Kino est quelqu'un de très actif, qui a toujours plein de projets et pas que musicaux. Il fait des parodies de pochettes de disque, de couvertures de polars, et écrit un livre à sortir dans le courant de l'année. Le groupe est relativement récent, mais il y a de l'expérience...
(Polar) : ...avec énormément de concerts dans les jambes ! J'ai moins d'expérience que mes camarades, mais depuis 2006 je n'ai pas arrêté.
Avec les Quetzal Snakes, vous faites un peu figure de précurseur du retour du psyché à Marseille ... vous connaissez-vous bien ? Et comment cette musique est-elle arrivée jusqu'à vous ?
(Diego) : Oui on se connait, on a joué ensemble, et on se tuyaute régulièrement sur les bons petits groupes, que l'on fait jouer sur Marseille quand c'est possible . Les Quetzal nous ont dit s'être rencontrés à un concert des Night Beats, il n'y avait pas grand monde ce soir-là, mais nous étions aussi présents.
Le psyché n'est pas arrivé vers nous, on a pas attendu que ce soit la hype et que tout le monde devienne subitement psyché. On a toujours baigné dans le psyché et la West Coast, c'est un univers naturel. Notre musique est planante mais chargée de tension, c'est ce que l'on essaye de faire passer. Mais il est sûr que le renouveau venu d'Austin impulsé entre autre par les Black Angels a été un déclencheur et une source de motivation.
(Polar) : J'aimais beaucoup les disques du Brian Jonestown Massacre que j'ai fait découvrir à Diego, qui de son côté m'a initiée au psyché sixties. C'est vrai que le renouveau dit "néo psyché" avec sa pléthore de groupes dans des genres différents a été une délivrance pour pas mal de groupes qui en avaient un peu assez du garage-punk et souhaitaient faire une musique qui s'affranchisse plus des règles. Je pense que c'est aussi le cas pour les Quetzal, qu'on croise régulièrement à tous les bons concerts !
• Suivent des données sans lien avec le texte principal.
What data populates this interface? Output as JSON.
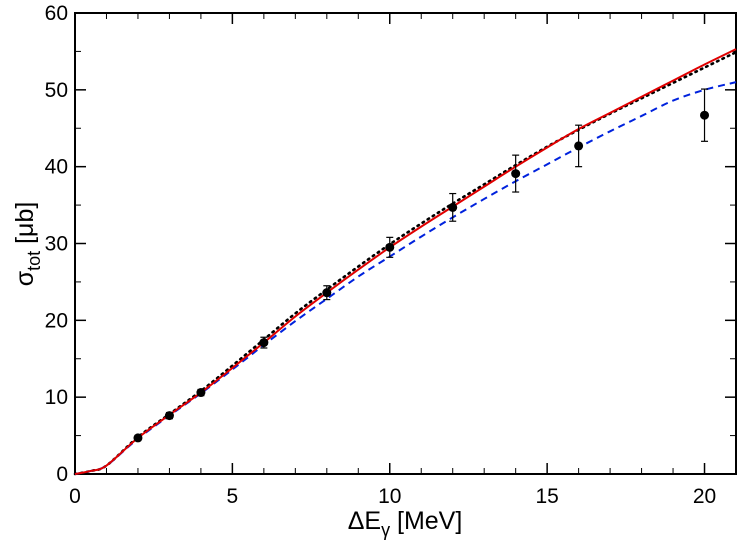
{
  "chart_data": {
    "type": "line",
    "title": "",
    "xlabel": {
      "main": "ΔE",
      "sub": "γ",
      "unit": " [MeV]"
    },
    "ylabel": {
      "main": "σ",
      "sub": "tot",
      "unit": " [μb]"
    },
    "xlim": [
      0,
      21
    ],
    "ylim": [
      0,
      60
    ],
    "x_ticks": [
      0,
      5,
      10,
      15,
      20
    ],
    "y_ticks": [
      0,
      10,
      20,
      30,
      40,
      50,
      60
    ],
    "x_tick_labels": [
      "0",
      "5",
      "10",
      "15",
      "20"
    ],
    "y_tick_labels": [
      "0",
      "10",
      "20",
      "30",
      "40",
      "50",
      "60"
    ],
    "grid": false,
    "legend": "none",
    "series": [
      {
        "style": "solid",
        "color": "#e00000",
        "x": [
          0,
          0.5,
          1,
          2,
          3,
          4,
          5,
          6,
          7,
          8,
          9,
          10,
          11,
          12,
          13,
          14,
          15,
          16,
          17,
          18,
          19,
          20,
          21
        ],
        "y": [
          0,
          0.4,
          1.1,
          4.7,
          7.7,
          10.6,
          13.8,
          17.1,
          20.5,
          23.6,
          26.6,
          29.5,
          32.2,
          34.8,
          37.4,
          40.0,
          42.5,
          44.9,
          47.0,
          49.1,
          51.2,
          53.3,
          55.3
        ]
      },
      {
        "style": "dotted",
        "color": "#000000",
        "x": [
          0,
          0.5,
          1,
          2,
          3,
          4,
          5,
          6,
          7,
          8,
          9,
          10,
          11,
          12,
          13,
          14,
          15,
          16,
          17,
          18,
          19,
          20,
          21
        ],
        "y": [
          0,
          0.4,
          1.1,
          4.8,
          7.8,
          10.8,
          14.1,
          17.5,
          20.9,
          24.0,
          27.0,
          29.9,
          32.6,
          35.2,
          37.7,
          40.2,
          42.6,
          44.8,
          46.9,
          48.9,
          50.9,
          52.9,
          54.9
        ]
      },
      {
        "style": "dashed",
        "color": "#0022dd",
        "x": [
          0,
          0.5,
          1,
          2,
          3,
          4,
          5,
          6,
          7,
          8,
          9,
          10,
          11,
          12,
          13,
          14,
          15,
          16,
          17,
          18,
          19,
          20,
          21
        ],
        "y": [
          0,
          0.4,
          1.1,
          4.6,
          7.6,
          10.5,
          13.6,
          16.8,
          19.9,
          22.8,
          25.7,
          28.3,
          30.9,
          33.4,
          35.8,
          38.1,
          40.3,
          42.5,
          44.6,
          46.6,
          48.6,
          50.0,
          51.0
        ]
      }
    ],
    "points": {
      "color": "#000000",
      "x": [
        2,
        3,
        4,
        6,
        8,
        10,
        12,
        14,
        16,
        20
      ],
      "y": [
        4.7,
        7.6,
        10.6,
        17.1,
        23.6,
        29.5,
        34.7,
        39.1,
        42.7,
        46.7
      ],
      "err": [
        0.3,
        0.4,
        0.4,
        0.7,
        0.9,
        1.3,
        1.8,
        2.4,
        2.7,
        3.4
      ]
    }
  }
}
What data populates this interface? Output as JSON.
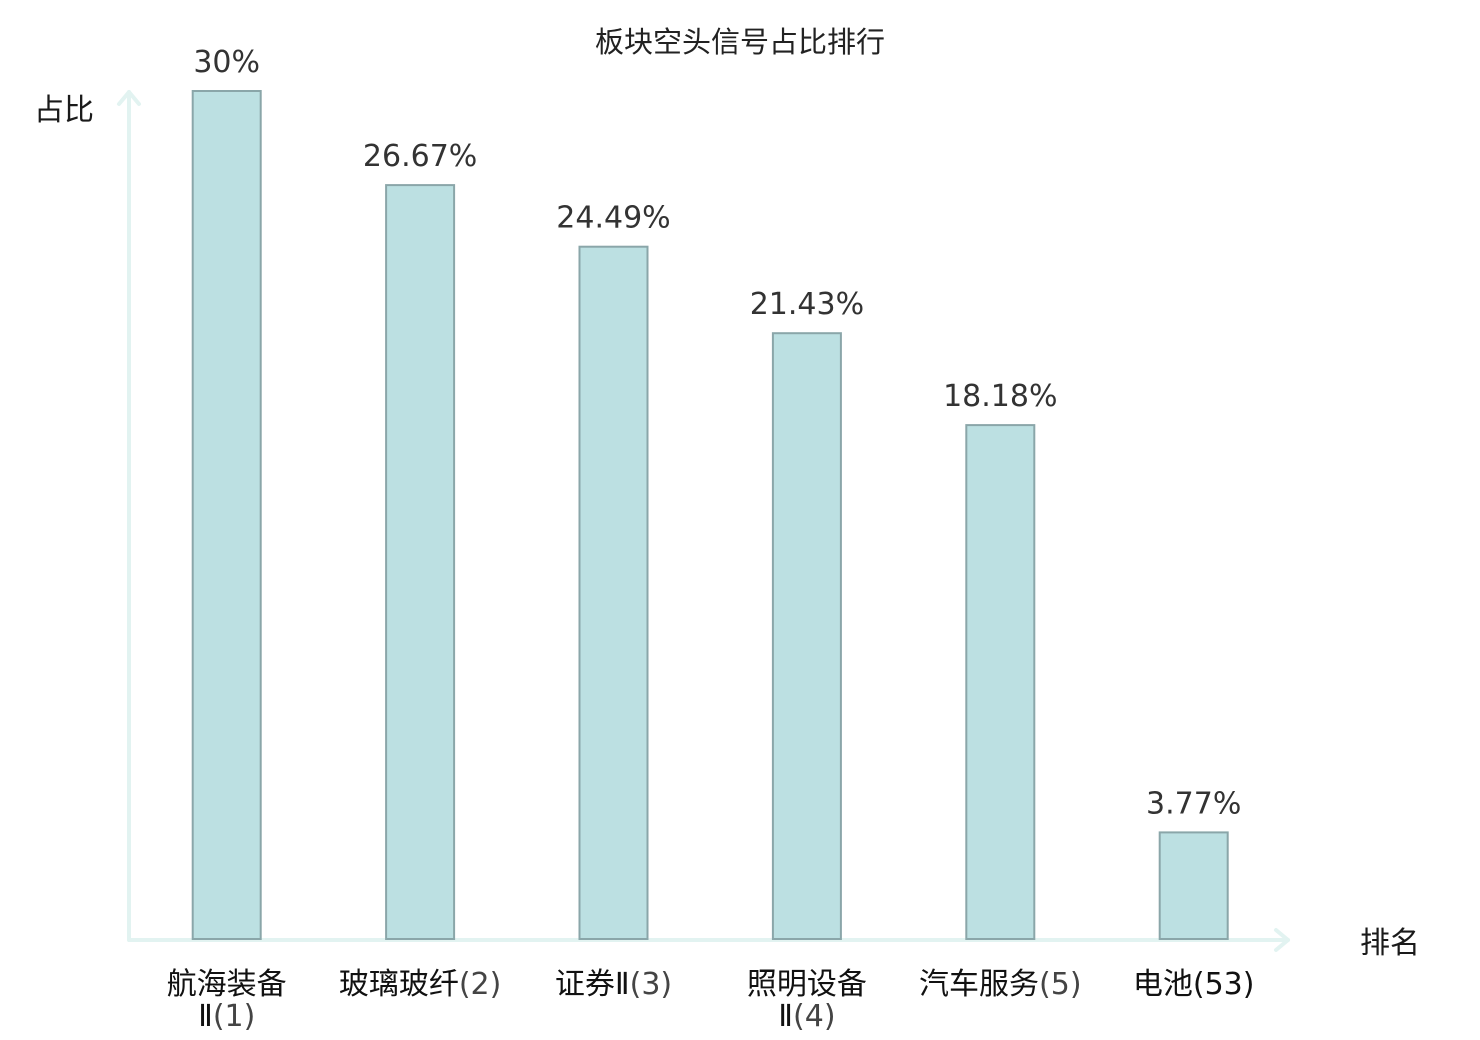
{
  "chart_data": {
    "type": "bar",
    "title": "板块空头信号占比排行",
    "ylabel": "占比",
    "xlabel": "排名",
    "ylim": [
      0,
      30
    ],
    "grid": false,
    "categories": [
      {
        "lines": [
          {
            "name": "航海装备"
          },
          {
            "name": "Ⅱ",
            "rank": "(1)"
          }
        ],
        "highlight": false
      },
      {
        "lines": [
          {
            "name": "玻璃玻纤",
            "rank": "(2)"
          }
        ],
        "highlight": false
      },
      {
        "lines": [
          {
            "name": "证券Ⅱ",
            "rank": "(3)"
          }
        ],
        "highlight": false
      },
      {
        "lines": [
          {
            "name": "照明设备"
          },
          {
            "name": "Ⅱ",
            "rank": "(4)"
          }
        ],
        "highlight": false
      },
      {
        "lines": [
          {
            "name": "汽车服务",
            "rank": "(5)"
          }
        ],
        "highlight": false
      },
      {
        "lines": [
          {
            "name": "电池",
            "rank": "(53)"
          }
        ],
        "highlight": true
      }
    ],
    "values": [
      30,
      26.67,
      24.49,
      21.43,
      18.18,
      3.77
    ],
    "value_labels": [
      "30%",
      "26.67%",
      "24.49%",
      "21.43%",
      "18.18%",
      "3.77%"
    ],
    "colors": {
      "bar_fill": "#bce0e2",
      "bar_stroke": "#8aa6a9",
      "axis": "#e2f3f1",
      "highlight": "#e0161d",
      "text": "#111111"
    }
  }
}
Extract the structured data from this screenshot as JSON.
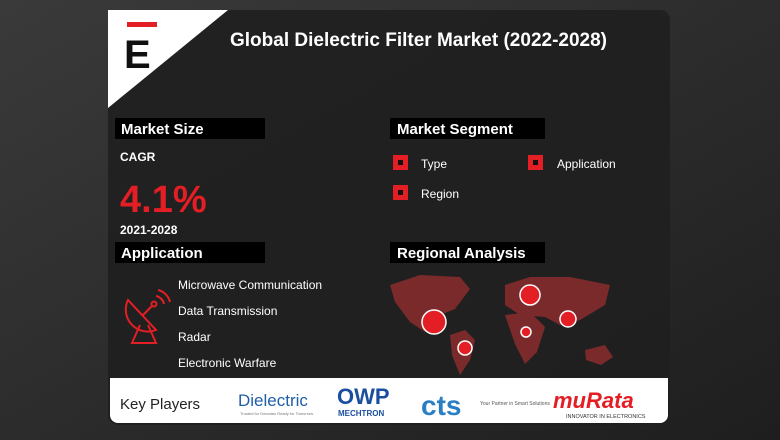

Peux-tu nous (re)raconter comment un groupe marseillais relativement jeune se retrouve avec un titre avec Alex Maas sur son 2ème album ?
(Diego) : L'été 2009 une amie à Paris a donné notre contact à Alex qui était en vacances par chez nous avec un de ses amis qui venait de finir ses études. On a passé quelques jours ensemble. Il nous a parlé de son festival, nous on lui a fait découvrir le Casanis (rire). En 2015 pendant l'Austin Psych Fest, un soir autour d'un barbecue texan on lui a fait écouter une démo de notre deuxième album, il a flashé sur le titre "Bloody Deeds" qui figure sur "Watonwan River" et s'est investi au-delà de nos espérances. Aujourd'hui on peut dire que c'est un ami, et nous avons ensemble des projets à venir.
(Polar) : Suite à cette première rencontre en 2009, nous sommes allés trois fois au Texas au moment de l'Austin Psych Fest, qui s'appelle désormais Levitation. Nous essayons de nous voir le plus souvent possible et sommes régulièrement en contact avec lui.C'est un homme de parole et quelqu'un de fidèle en amitié.
Qui est ce Jim Younger dont vous contez les aventures dans vos chansons ?
(Polar) :Il a fait partie du James-Younger gang, la bande de Jesse James. Mais il est moins connu que les autres membres du gang, son frère Cole Younger et les frères Frank et Jesse James. Pourtant, sa vie est passionnante. Il a participé à la guerre de Sécession côté confédéré, puis a été shérif, éleveur de bestiaux, fermier en Californie, et accessoirement bandit de grand chemin... Il fait vingt ans de prison et se suicide à peine sorti. Sa vie est marquée par cette période fondatrice des États-unis modernes et c'est un personnage complexe.
Toutes mes paroles sont inspirées de sa vie, même si je me permets quelques libertés et extrapolations... Je raconte des épisodes de sa vie, mais j'en profite aussi pour aborder des thèmes historiques ou politiques. Cependant mes paroles cherchent également à susciter des émotions et à faire marcher l'imagination de l'auditeur, ce n'est pas une dissertation d'histoire !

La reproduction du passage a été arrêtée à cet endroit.